Vaccination Nationalism

European Diary, 20.3.2021: The dispute over the distribution of vaccines in the EU is further fueled by the Austrian Chancellor. Last year, the EU Commission’s plan to distribute vaccines fairly among all EU countries was torpedoed, not least by countries like Austria, which wanted to choose their own vaccines – within the limits of the total quantities allocated according to population size. As a result, countries that relied on the cheap vaccine from Astra Zeneca, such as Bulgaria or Croatia, are currently losing out due to the production and delivery difficulties of the British supplier. And those that relied on the expensive Biontech vaccine, such as Malta or Denmark, are currently doing better.
Austria, however, has so far received neither too much nor too little vaccine, measured against the quantities available. But that did not stop the Austrian chancellor from proclaiming himself the spokesman for the “too short”. And to publicly attack his own Ministry of Health.

Apparently, the Austrian representative on the EU vaccine panel, Clemens Martin Auer, a veteran ÖVP man, missed an opportunity to do exactly what Chancellor Kurz is now accusing others of doing, namely placing another extra order at the “bazaar.” Whether this would have led to a faster delivery of vaccine doses may be doubted. Austria and the entire EU have already ordered far more vaccine doses than would be needed to vaccinate the population this year. The current delays are obviously not due to hesitant orders, but to slow deliveries.

A few days before the next EU summit, Kurz is calling for an EU summit.

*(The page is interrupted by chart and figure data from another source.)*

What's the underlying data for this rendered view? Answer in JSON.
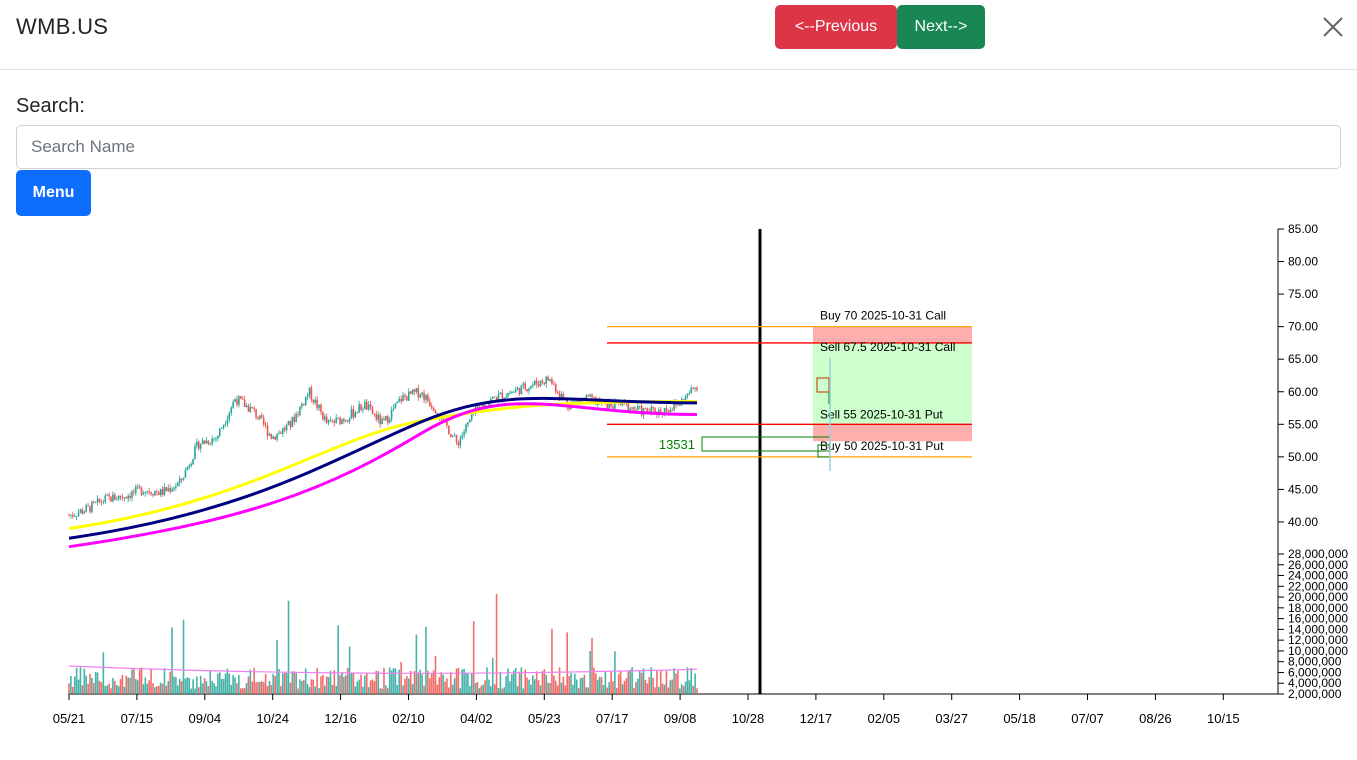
{
  "header": {
    "title": "WMB.US",
    "prev_label": "<--Previous",
    "next_label": "Next-->"
  },
  "search": {
    "label": "Search:",
    "placeholder": "Search Name",
    "value": ""
  },
  "menu_label": "Menu",
  "chart_data": {
    "type": "candlestick",
    "price_axis": {
      "ticks": [
        "85.00",
        "80.00",
        "75.00",
        "70.00",
        "65.00",
        "60.00",
        "55.00",
        "50.00",
        "45.00",
        "40.00"
      ],
      "range": [
        40,
        85
      ]
    },
    "volume_axis": {
      "ticks": [
        "28,000,000",
        "26,000,000",
        "24,000,000",
        "22,000,000",
        "20,000,000",
        "18,000,000",
        "16,000,000",
        "14,000,000",
        "12,000,000",
        "10,000,000",
        "8,000,000",
        "6,000,000",
        "4,000,000",
        "2,000,000"
      ]
    },
    "x_ticks": [
      "05/21",
      "07/15",
      "09/04",
      "10/24",
      "12/16",
      "02/10",
      "04/02",
      "05/23",
      "07/17",
      "09/08",
      "10/28",
      "12/17",
      "02/05",
      "03/27",
      "05/18",
      "07/07",
      "08/26",
      "10/15"
    ],
    "price_path": [
      41,
      42,
      43.5,
      44,
      45,
      44.5,
      46,
      52,
      53,
      59,
      57,
      53,
      55,
      60,
      55,
      56,
      58,
      55,
      59,
      60,
      57,
      52,
      57,
      59,
      60,
      61,
      62,
      58,
      59,
      58,
      58,
      57,
      57,
      58,
      61
    ],
    "ma_yellow": [
      39,
      58.5
    ],
    "ma_navy": [
      37.5,
      58.3
    ],
    "ma_magenta": [
      36.2,
      56.5
    ],
    "options": [
      {
        "label": "Buy 70 2025-10-31 Call",
        "strike": 70,
        "color": "#ffa500"
      },
      {
        "label": "Sell 67.5 2025-10-31 Call",
        "strike": 67.5,
        "color": "#ff0000"
      },
      {
        "label": "Sell 55 2025-10-31 Put",
        "strike": 55,
        "color": "#ff0000"
      },
      {
        "label": "Buy 50 2025-10-31 Put",
        "strike": 50,
        "color": "#ffa500"
      }
    ],
    "volume_label": "13531"
  }
}
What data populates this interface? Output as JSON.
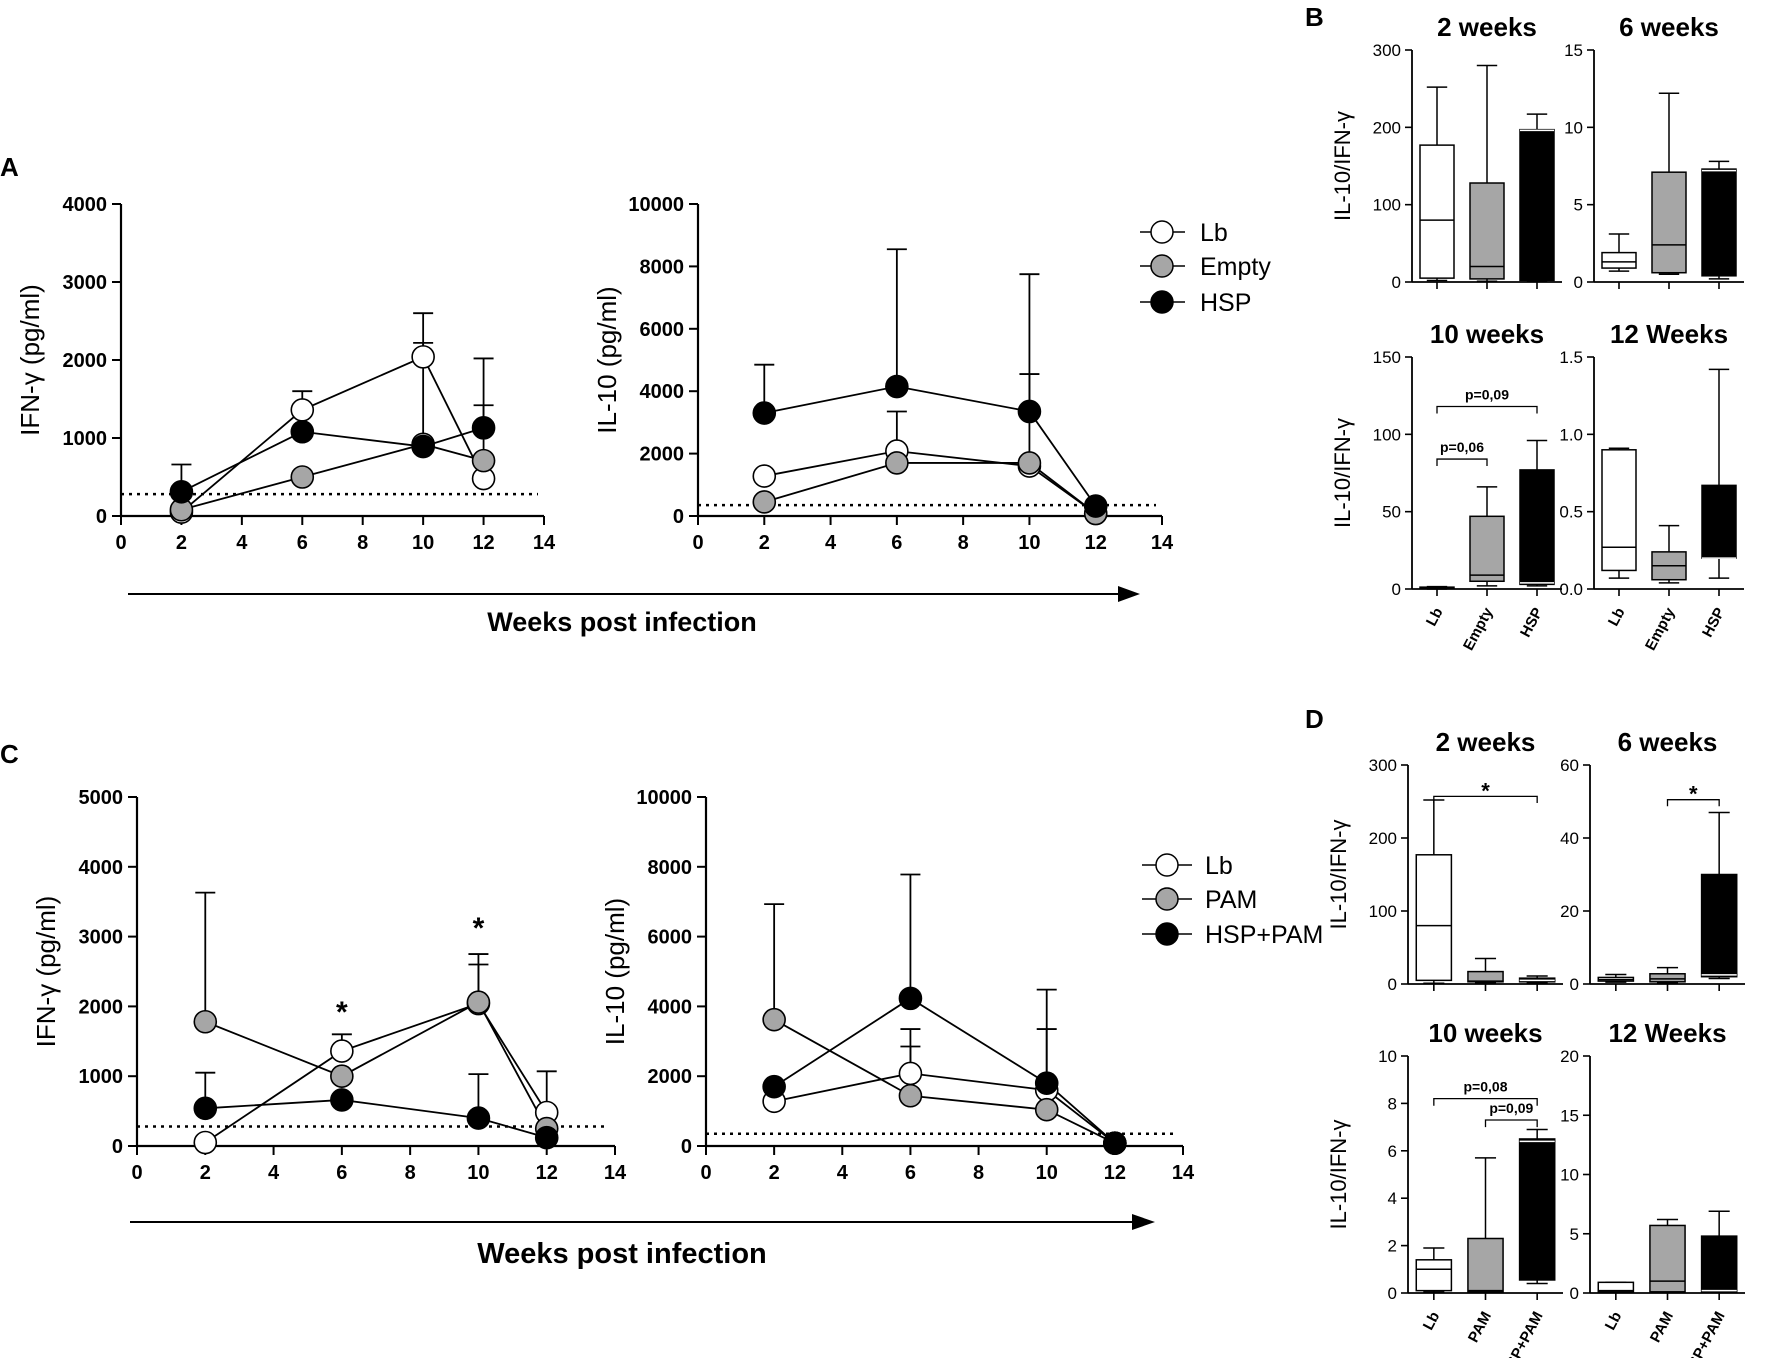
{
  "chart_data": [
    {
      "id": "A1",
      "type": "line",
      "panel_letter": "A",
      "ylabel": "IFN-γ (pg/ml)",
      "ylim": [
        0,
        4000
      ],
      "yticks": [
        0,
        1000,
        2000,
        3000,
        4000
      ],
      "xlim": [
        0,
        14
      ],
      "xticks": [
        0,
        2,
        4,
        6,
        8,
        10,
        12,
        14
      ],
      "baseline": 280,
      "series": [
        {
          "name": "Lb",
          "style": "white",
          "x": [
            2,
            6,
            10,
            12
          ],
          "y": [
            50,
            1360,
            2040,
            480
          ],
          "err": [
            0,
            1600,
            2600,
            0
          ]
        },
        {
          "name": "Empty",
          "style": "gray",
          "x": [
            2,
            6,
            10,
            12
          ],
          "y": [
            80,
            500,
            920,
            710
          ],
          "err": [
            0,
            0,
            2220,
            1420
          ]
        },
        {
          "name": "HSP",
          "style": "black",
          "x": [
            2,
            6,
            10,
            12
          ],
          "y": [
            310,
            1080,
            890,
            1130
          ],
          "err": [
            660,
            0,
            0,
            2020
          ]
        }
      ],
      "stars": []
    },
    {
      "id": "A2",
      "type": "line",
      "ylabel": "IL-10 (pg/ml)",
      "ylim": [
        0,
        10000
      ],
      "yticks": [
        0,
        2000,
        4000,
        6000,
        8000,
        10000
      ],
      "xlim": [
        0,
        14
      ],
      "xticks": [
        0,
        2,
        4,
        6,
        8,
        10,
        12,
        14
      ],
      "baseline": 350,
      "series": [
        {
          "name": "Lb",
          "style": "white",
          "x": [
            2,
            6,
            10,
            12
          ],
          "y": [
            1280,
            2080,
            1600,
            80
          ],
          "err": [
            0,
            3350,
            0,
            0
          ]
        },
        {
          "name": "Empty",
          "style": "gray",
          "x": [
            2,
            6,
            10,
            12
          ],
          "y": [
            450,
            1700,
            1700,
            80
          ],
          "err": [
            0,
            0,
            4550,
            0
          ]
        },
        {
          "name": "HSP",
          "style": "black",
          "x": [
            2,
            6,
            10,
            12
          ],
          "y": [
            3300,
            4150,
            3350,
            320
          ],
          "err": [
            4850,
            8550,
            7750,
            0
          ]
        }
      ],
      "stars": []
    },
    {
      "id": "C1",
      "type": "line",
      "panel_letter": "C",
      "ylabel": "IFN-γ (pg/ml)",
      "ylim": [
        0,
        5000
      ],
      "yticks": [
        0,
        1000,
        2000,
        3000,
        4000,
        5000
      ],
      "xlim": [
        0,
        14
      ],
      "xticks": [
        0,
        2,
        4,
        6,
        8,
        10,
        12,
        14
      ],
      "baseline": 280,
      "series": [
        {
          "name": "Lb",
          "style": "white",
          "x": [
            2,
            6,
            10,
            12
          ],
          "y": [
            50,
            1360,
            2040,
            480
          ],
          "err": [
            0,
            1600,
            2600,
            1070
          ]
        },
        {
          "name": "PAM",
          "style": "gray",
          "x": [
            2,
            6,
            10,
            12
          ],
          "y": [
            1780,
            1000,
            2060,
            250
          ],
          "err": [
            3630,
            0,
            2750,
            0
          ]
        },
        {
          "name": "HSP+PAM",
          "style": "black",
          "x": [
            2,
            6,
            10,
            12
          ],
          "y": [
            540,
            660,
            400,
            120
          ],
          "err": [
            1050,
            0,
            1030,
            0
          ]
        }
      ],
      "stars": [
        {
          "x": 6,
          "y": 1950,
          "text": "*"
        },
        {
          "x": 10,
          "y": 3150,
          "text": "*"
        }
      ]
    },
    {
      "id": "C2",
      "type": "line",
      "ylabel": "IL-10 (pg/ml)",
      "ylim": [
        0,
        10000
      ],
      "yticks": [
        0,
        2000,
        4000,
        6000,
        8000,
        10000
      ],
      "xlim": [
        0,
        14
      ],
      "xticks": [
        0,
        2,
        4,
        6,
        8,
        10,
        12,
        14
      ],
      "baseline": 350,
      "series": [
        {
          "name": "Lb",
          "style": "white",
          "x": [
            2,
            6,
            10,
            12
          ],
          "y": [
            1280,
            2080,
            1600,
            80
          ],
          "err": [
            0,
            3350,
            0,
            0
          ]
        },
        {
          "name": "PAM",
          "style": "gray",
          "x": [
            2,
            6,
            10,
            12
          ],
          "y": [
            3620,
            1440,
            1040,
            80
          ],
          "err": [
            6930,
            2850,
            3350,
            0
          ]
        },
        {
          "name": "HSP+PAM",
          "style": "black",
          "x": [
            2,
            6,
            10,
            12
          ],
          "y": [
            1700,
            4230,
            1800,
            80
          ],
          "err": [
            0,
            7780,
            4480,
            0
          ]
        }
      ],
      "stars": []
    },
    {
      "id": "B1",
      "type": "box",
      "panel_letter": "B",
      "title": "2 weeks",
      "ylabel": "IL-10/IFN-γ",
      "ylim": [
        0,
        300
      ],
      "yticks": [
        "0",
        "100",
        "200",
        "300"
      ],
      "categories": [
        "Lb",
        "Empty",
        "HSP"
      ],
      "show_xlabels": false,
      "boxes": [
        {
          "fill": "white",
          "min": 2,
          "q1": 5,
          "median": 80,
          "q3": 177,
          "max": 252
        },
        {
          "fill": "gray",
          "min": 1,
          "q1": 4,
          "median": 20,
          "q3": 128,
          "max": 280
        },
        {
          "fill": "black",
          "min": 1,
          "q1": 2,
          "median": 196,
          "q3": 197,
          "max": 217
        }
      ],
      "annotations": []
    },
    {
      "id": "B2",
      "type": "box",
      "title": "6 weeks",
      "ylabel": "",
      "ylim": [
        0,
        15
      ],
      "yticks": [
        "0",
        "5",
        "10",
        "15"
      ],
      "categories": [
        "Lb",
        "Empty",
        "HSP"
      ],
      "show_xlabels": false,
      "boxes": [
        {
          "fill": "white",
          "min": 0.7,
          "q1": 0.9,
          "median": 1.3,
          "q3": 1.9,
          "max": 3.1
        },
        {
          "fill": "gray",
          "min": 0.5,
          "q1": 0.6,
          "median": 2.4,
          "q3": 7.1,
          "max": 12.2
        },
        {
          "fill": "black",
          "min": 0.2,
          "q1": 0.4,
          "median": 7.2,
          "q3": 7.3,
          "max": 7.8
        }
      ],
      "annotations": []
    },
    {
      "id": "B3",
      "type": "box",
      "title": "10 weeks",
      "ylabel": "IL-10/IFN-γ",
      "ylim": [
        0,
        150
      ],
      "yticks": [
        "0",
        "50",
        "100",
        "150"
      ],
      "categories": [
        "Lb",
        "Empty",
        "HSP"
      ],
      "show_xlabels": true,
      "boxes": [
        {
          "fill": "white",
          "min": 0,
          "q1": 0.3,
          "median": 0.8,
          "q3": 1.2,
          "max": 1.5
        },
        {
          "fill": "gray",
          "min": 2,
          "q1": 5,
          "median": 9,
          "q3": 47,
          "max": 66
        },
        {
          "fill": "black",
          "min": 2,
          "q1": 3,
          "median": 4,
          "q3": 77,
          "max": 96
        }
      ],
      "annotations": [
        {
          "from": 0,
          "to": 1,
          "y": 84,
          "label": "p=0,06",
          "ticks": true
        },
        {
          "from": 0,
          "to": 2,
          "y": 118,
          "label": "p=0,09",
          "ticks": true
        }
      ]
    },
    {
      "id": "B4",
      "type": "box",
      "title": "12 Weeks",
      "ylabel": "",
      "ylim": [
        0,
        1.5
      ],
      "yticks": [
        "0.0",
        "0.5",
        "1.0",
        "1.5"
      ],
      "categories": [
        "Lb",
        "Empty",
        "HSP"
      ],
      "show_xlabels": true,
      "boxes": [
        {
          "fill": "white",
          "min": 0.07,
          "q1": 0.12,
          "median": 0.27,
          "q3": 0.9,
          "max": 0.91
        },
        {
          "fill": "gray",
          "min": 0.04,
          "q1": 0.06,
          "median": 0.15,
          "q3": 0.24,
          "max": 0.41
        },
        {
          "fill": "black",
          "min": 0.07,
          "q1": 0.2,
          "median": 0.2,
          "q3": 0.67,
          "max": 1.42
        }
      ],
      "annotations": []
    },
    {
      "id": "D1",
      "type": "box",
      "panel_letter": "D",
      "title": "2 weeks",
      "ylabel": "IL-10/IFN-γ",
      "ylim": [
        0,
        300
      ],
      "yticks": [
        "0",
        "100",
        "200",
        "300"
      ],
      "categories": [
        "Lb",
        "PAM",
        "HSP+PAM"
      ],
      "show_xlabels": false,
      "boxes": [
        {
          "fill": "white",
          "min": 1,
          "q1": 5,
          "median": 80,
          "q3": 177,
          "max": 252
        },
        {
          "fill": "gray",
          "min": 1,
          "q1": 3,
          "median": 4,
          "q3": 17,
          "max": 35
        },
        {
          "fill": "black",
          "min": 1,
          "q1": 3,
          "median": 5,
          "q3": 8,
          "max": 11
        }
      ],
      "annotations": [
        {
          "from": 0,
          "to": 2,
          "y": 257,
          "label": "*",
          "ticks": true
        }
      ]
    },
    {
      "id": "D2",
      "type": "box",
      "title": "6 weeks",
      "ylabel": "",
      "ylim": [
        0,
        60
      ],
      "yticks": [
        "0",
        "20",
        "40",
        "60"
      ],
      "categories": [
        "Lb",
        "PAM",
        "HSP+PAM"
      ],
      "show_xlabels": false,
      "boxes": [
        {
          "fill": "white",
          "min": 0.5,
          "q1": 0.8,
          "median": 1.2,
          "q3": 1.8,
          "max": 2.6
        },
        {
          "fill": "gray",
          "min": 0.3,
          "q1": 0.6,
          "median": 1.4,
          "q3": 2.8,
          "max": 4.5
        },
        {
          "fill": "black",
          "min": 1.5,
          "q1": 2,
          "median": 2.5,
          "q3": 30,
          "max": 47
        }
      ],
      "annotations": [
        {
          "from": 1,
          "to": 2,
          "y": 50.5,
          "label": "*",
          "ticks": true
        }
      ]
    },
    {
      "id": "D3",
      "type": "box",
      "title": "10 weeks",
      "ylabel": "IL-10/IFN-γ",
      "ylim": [
        0,
        10
      ],
      "yticks": [
        "0",
        "2",
        "4",
        "6",
        "8",
        "10"
      ],
      "categories": [
        "Lb",
        "PAM",
        "HSP+PAM"
      ],
      "show_xlabels": true,
      "boxes": [
        {
          "fill": "white",
          "min": 0.05,
          "q1": 0.1,
          "median": 1.0,
          "q3": 1.4,
          "max": 1.9
        },
        {
          "fill": "gray",
          "min": 0.02,
          "q1": 0.05,
          "median": 0.1,
          "q3": 2.3,
          "max": 5.7
        },
        {
          "fill": "black",
          "min": 0.4,
          "q1": 0.55,
          "median": 6.4,
          "q3": 6.5,
          "max": 6.9
        }
      ],
      "annotations": [
        {
          "from": 0,
          "to": 2,
          "y": 8.2,
          "label": "p=0,08",
          "ticks": true
        },
        {
          "from": 1,
          "to": 2,
          "y": 7.3,
          "label": "p=0,09",
          "ticks": true
        }
      ]
    },
    {
      "id": "D4",
      "type": "box",
      "title": "12 Weeks",
      "ylabel": "",
      "ylim": [
        0,
        20
      ],
      "yticks": [
        "0",
        "5",
        "10",
        "15",
        "20"
      ],
      "categories": [
        "Lb",
        "PAM",
        "HSP+PAM"
      ],
      "show_xlabels": true,
      "boxes": [
        {
          "fill": "white",
          "min": 0.05,
          "q1": 0.1,
          "median": 0.2,
          "q3": 0.9,
          "max": 0.9
        },
        {
          "fill": "gray",
          "min": 0.05,
          "q1": 0.1,
          "median": 1.0,
          "q3": 5.7,
          "max": 6.2
        },
        {
          "fill": "black",
          "min": 0.05,
          "q1": 0.1,
          "median": 0.2,
          "q3": 4.8,
          "max": 6.9
        }
      ],
      "annotations": []
    }
  ],
  "legends": [
    {
      "items": [
        {
          "name": "Lb",
          "style": "white"
        },
        {
          "name": "Empty",
          "style": "gray"
        },
        {
          "name": "HSP",
          "style": "black"
        }
      ]
    },
    {
      "items": [
        {
          "name": "Lb",
          "style": "white"
        },
        {
          "name": "PAM",
          "style": "gray"
        },
        {
          "name": "HSP+PAM",
          "style": "black"
        }
      ]
    }
  ],
  "xlabel": "Weeks post infection",
  "colors": {
    "white": "#ffffff",
    "gray": "#a6a6a6",
    "black": "#000000",
    "line": "#000000"
  }
}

This demand sounds as if he were emphatically calling for sunrise after sunset, only to announce a success a few hours later.

EU Commission President von der Leyen announced a few days ago that the delivery of a further 10 million doses from Biontech-Pfizer could now be brought forward, after there were delivery problems from this manufacturer just a few weeks ago. With these doses now countries could be preferred, which bet with their orders in the last year on the wrong map. The fact that Austria, which has so far neither benefited nor been disadvantaged, is now making additional demands does not go down well with them, of course. After all, the attempt to compensate for the different delivery quantities with these additional Biontech vaccine doses depends on the willingness of some countries to voluntarily forego part of the deliveries to which they are entitled as agreed. The vaccination nationalism fomented by Austria is not really helpful in this regard.

Lithuania, meanwhile, is making a grand gesture of announcing that it will now allow its citizens to decide which vaccine they want to be vaccinated with. This, too, is obviously just a propaganda coup. Because the choice between Astra Zeneca and Biontech apparently consists primarily of getting vaccinated now or sometime later. Since there is too little of both, the Lithuanian government is at least gaining a little time – and its citizens: nothing.

Flashback 20.3.2020: Israeli historian Yuval Harari sees “the first coronavirus dictatorship” emerging in Israel. Prime Minister Netanyahu is apparently using the Corona crisis and the imposed lockdown to secure a fifth term and break opposition to his reappointment, while the trial for fraud, embezzlement and bribery waits and waits for him.

Boris Johnson, meanwhile, is announcing what appears to him to be the toughest anti-Corona measure yet on the British Isle: “We’re taking away the ancient, inalienable right of free-born people of the United Kingdom to go to the pub.”

In an interview with the German Bild-Zeitung, Austrian Chancellor Sebastian Kurz explains that it was a phone call from Israeli Prime Minister Benjamin Netanyahu that woke him up. He probably means the telephone conference of numerous EU prime ministers on March 9, in which Netanyahu had also participated. Netanyahu would have meant, Kurz said, “you underestimate this in Europe.” The dramatic situation in neighboring Italy since early March apparently has not been enough to wake up the Austrian chancellor.

The EU Commission is reacting to the expected economic problems in the wake of the pandemic and its control. It is now allowing exceptions to the strict rules designed to limit distortions of competition caused by government subsidies. It has adopted a temporary framework that allows member states to grant economic aid within a short period of time.